How long have you been on the dating apps?

This is something of a neutral question, but the conversation can really open doors if you play it right. Basically, one of two things is at play here.

He might be asking you, “if you’ve been on here for awhile, what hasn’t worked for you, or if you haven’t, are you fresh off a breakup?” Once again, the most important factor is your tact. If you say that you’re really out there looking for the right one to settle down with, this tells him a lot about what you’re about. If you say that you haven’t been on the apps long, but you’re hoping to find someone, he should have the good social graces to let that go. 

What’s the worst date you’ve ever been on?

Just like the “wildest thing” question, this is very context dependent and definitely depends on your relationship style.

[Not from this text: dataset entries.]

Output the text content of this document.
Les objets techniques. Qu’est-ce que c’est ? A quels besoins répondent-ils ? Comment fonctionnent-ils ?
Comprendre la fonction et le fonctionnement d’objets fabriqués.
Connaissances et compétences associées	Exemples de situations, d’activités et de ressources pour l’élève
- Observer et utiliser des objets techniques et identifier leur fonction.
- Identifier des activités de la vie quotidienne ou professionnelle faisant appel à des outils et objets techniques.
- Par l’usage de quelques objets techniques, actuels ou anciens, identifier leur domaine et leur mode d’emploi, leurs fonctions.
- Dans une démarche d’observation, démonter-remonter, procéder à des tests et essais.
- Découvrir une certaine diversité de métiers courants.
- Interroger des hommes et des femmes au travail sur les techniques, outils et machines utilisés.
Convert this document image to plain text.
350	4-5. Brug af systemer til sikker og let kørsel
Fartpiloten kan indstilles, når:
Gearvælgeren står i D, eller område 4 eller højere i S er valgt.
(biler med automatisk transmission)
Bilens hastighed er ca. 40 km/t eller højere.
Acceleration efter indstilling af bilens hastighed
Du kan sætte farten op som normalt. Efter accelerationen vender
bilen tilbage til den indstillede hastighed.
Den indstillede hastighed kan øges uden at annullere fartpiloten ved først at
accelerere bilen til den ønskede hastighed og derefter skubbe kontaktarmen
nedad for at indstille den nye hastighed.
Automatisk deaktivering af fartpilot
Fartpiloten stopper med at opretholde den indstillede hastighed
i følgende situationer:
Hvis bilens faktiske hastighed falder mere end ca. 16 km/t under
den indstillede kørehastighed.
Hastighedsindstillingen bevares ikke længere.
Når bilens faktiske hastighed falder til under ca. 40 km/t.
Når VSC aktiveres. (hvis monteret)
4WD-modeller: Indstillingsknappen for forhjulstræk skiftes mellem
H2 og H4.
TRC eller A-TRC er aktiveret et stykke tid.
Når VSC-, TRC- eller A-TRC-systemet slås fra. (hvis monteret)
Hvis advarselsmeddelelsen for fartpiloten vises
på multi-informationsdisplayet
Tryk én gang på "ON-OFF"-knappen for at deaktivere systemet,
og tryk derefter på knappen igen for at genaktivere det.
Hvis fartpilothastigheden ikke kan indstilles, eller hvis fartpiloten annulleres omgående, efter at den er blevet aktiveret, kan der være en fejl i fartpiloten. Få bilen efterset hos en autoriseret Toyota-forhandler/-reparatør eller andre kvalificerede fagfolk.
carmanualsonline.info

If you are more of a “one of the guys” type, you will shine in this question! If you’re more of a “treat me like the princess that I am” type, you might not be a great match and might be getting friend-zoned here. 

Do you want kids? 

This is a fire alarm screaming yes kind of question… if you are both aligned on it. A guy who asks this question is VERY committed to either having kids or having nothing to do with kids. 

So what should you do? Be honest. Even if he’s the finest piece of man meat you’ve ever seen, someone who is committed on the kids issue either way isn’t likely to budge. If you don’t see kids in your future or if you are just waiting to put your names in a reservation for the hottest daycare waitlist, be honest with this one. 

Do you like your job? 

A guy who asks this is interested in you, but he really wants to know if you have it all together. He likely doesn’t want to be someone’s “white knight” who swoops in and saves you from the nightmare of your existence.

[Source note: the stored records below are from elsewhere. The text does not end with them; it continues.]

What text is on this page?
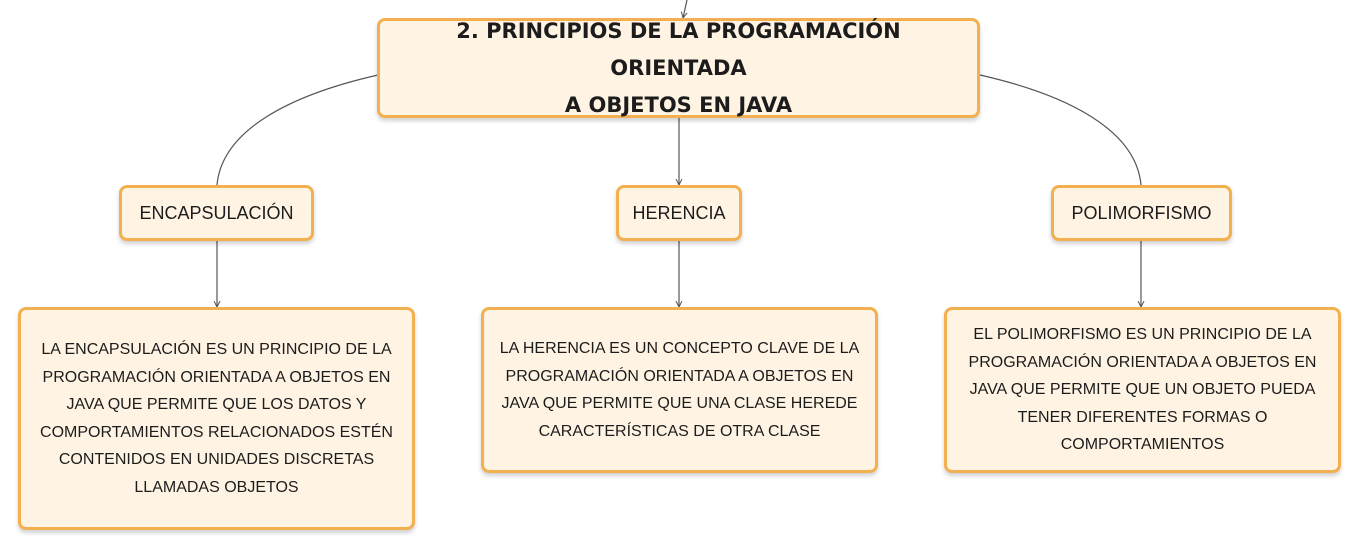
2. PRINCIPIOS DE LA PROGRAMACIÓN ORIENTADA
A OBJETOS EN JAVA
ENCAPSULACIÓN	HERENCIA	POLIMORFISMO
LA ENCAPSULACIÓN ES UN PRINCIPIO DE LA PROGRAMACIÓN ORIENTADA A OBJETOS EN JAVA QUE PERMITE QUE LOS DATOS Y COMPORTAMIENTOS RELACIONADOS ESTÉN CONTENIDOS EN UNIDADES DISCRETAS LLAMADAS OBJETOS
LA HERENCIA ES UN CONCEPTO CLAVE DE LA PROGRAMACIÓN ORIENTADA A OBJETOS EN JAVA QUE PERMITE QUE UNA CLASE HEREDE CARACTERÍSTICAS DE OTRA CLASE
EL POLIMORFISMO ES UN PRINCIPIO DE LA PROGRAMACIÓN ORIENTADA A OBJETOS EN JAVA QUE PERMITE QUE UN OBJETO PUEDA TENER DIFERENTES FORMAS O COMPORTAMIENTOS
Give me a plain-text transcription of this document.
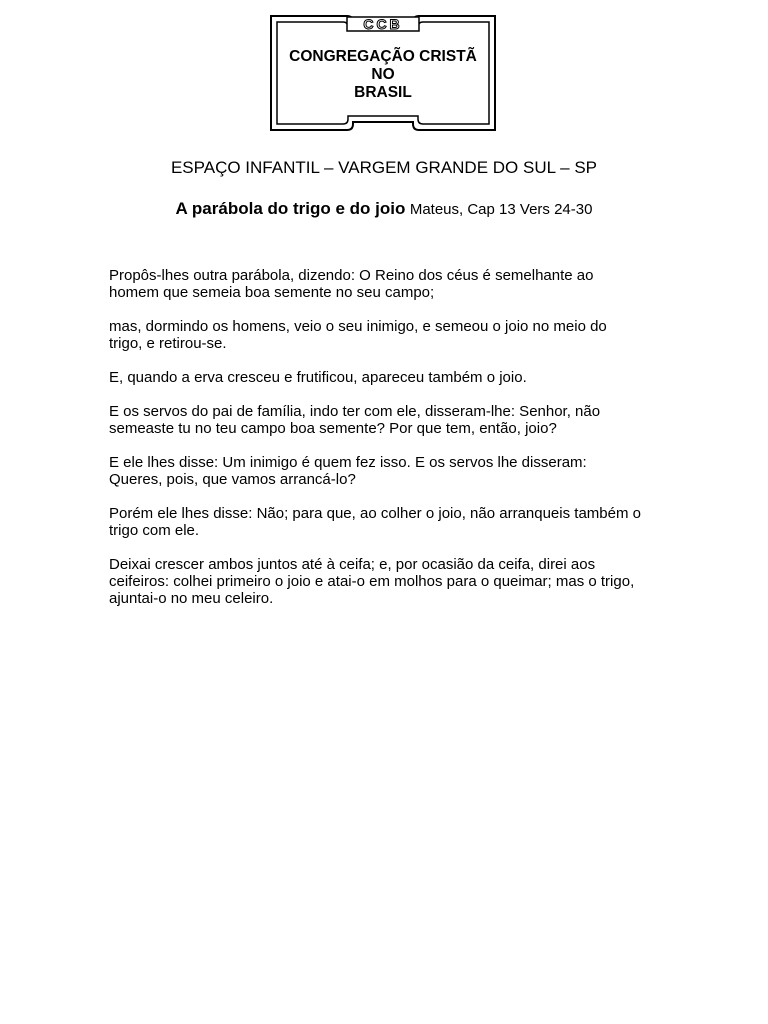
CCB
CONGREGAÇÃO CRISTÃ
NO
BRASIL
ESPAÇO INFANTIL – VARGEM GRANDE DO SUL – SP
A parábola do trigo e do joio Mateus, Cap 13 Vers 24-30

Propôs-lhes outra parábola, dizendo: O Reino dos céus é semelhante ao
homem que semeia boa semente no seu campo;

mas, dormindo os homens, veio o seu inimigo, e semeou o joio no meio do
trigo, e retirou-se.

E, quando a erva cresceu e frutificou, apareceu também o joio.

E os servos do pai de família, indo ter com ele, disseram-lhe: Senhor, não
semeaste tu no teu campo boa semente? Por que tem, então, joio?

E ele lhes disse: Um inimigo é quem fez isso. E os servos lhe disseram:
Queres, pois, que vamos arrancá-lo?

Porém ele lhes disse: Não; para que, ao colher o joio, não arranqueis também o
trigo com ele.

Deixai crescer ambos juntos até à ceifa; e, por ocasião da ceifa, direi aos
ceifeiros: colhei primeiro o joio e atai-o em molhos para o queimar; mas o trigo,
ajuntai-o no meu celeiro.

So what if you don’t have it all together? No sweat, just be honest. Talk about what you do want from your career ambitions and how you’d like to get there. Ambition is sexy. 

What was your new year’s resolution? 

This is a clever way of asking you what your current goals are and how you take on your personal goals. It also gives a lot of insight into the things that you pay attention to and are trying to change. 

Someone that answers, “I’m hitting the gym five times a week for both cardio and strength HIIT training and drinking at least 10 ounces of water a day,” is going to show a different personality type than, “I wanna get healthy this year.” They may be the same goal, but this question is a way of assessing your planning skills and how you tackle obstacles.

On the other hand, if you’re someone who makes breezy, low-key resolutions, that tells him something about you too. If you say something like, “I wanna try a pottery class, there’s a Brazilian dance workshop, maybe check out a meditation app,” he knows he’s in for a laid-back girl with a sense of adventure. 

Do you think you’re going to stay in your current city? 

A guy who asks this is looking for the long-term. If he has a job that’s likely to take him out of the area, he may be looking for someone who feels a little more mobile. On the flip side, if he’s got a stable network of friends, family, and a career here, he may be trying to find someone who can fit into his long-term plans.

Whichever way you go, be honest! If you know that you’re planning to split after graduation or you live and breathe your city and would just die if you left city limits, be upfront. It doesn’t necessarily mean that things won’t pan out for now, but it gives you both a little extra perspective. 

What are you looking for in a guy?

JACKPOT! This is the best possible question. This is someone who is into you enough to truly want to know what you’re hoping to find. This is a guy who isn’t playing games and wants to know what you’re all about. 

Be honest— are you looking for a seasonal fling or the next big thing? He is already into you enough to be open and vulnerable. If you can both be honest and upfront, you’ll be ready for magic.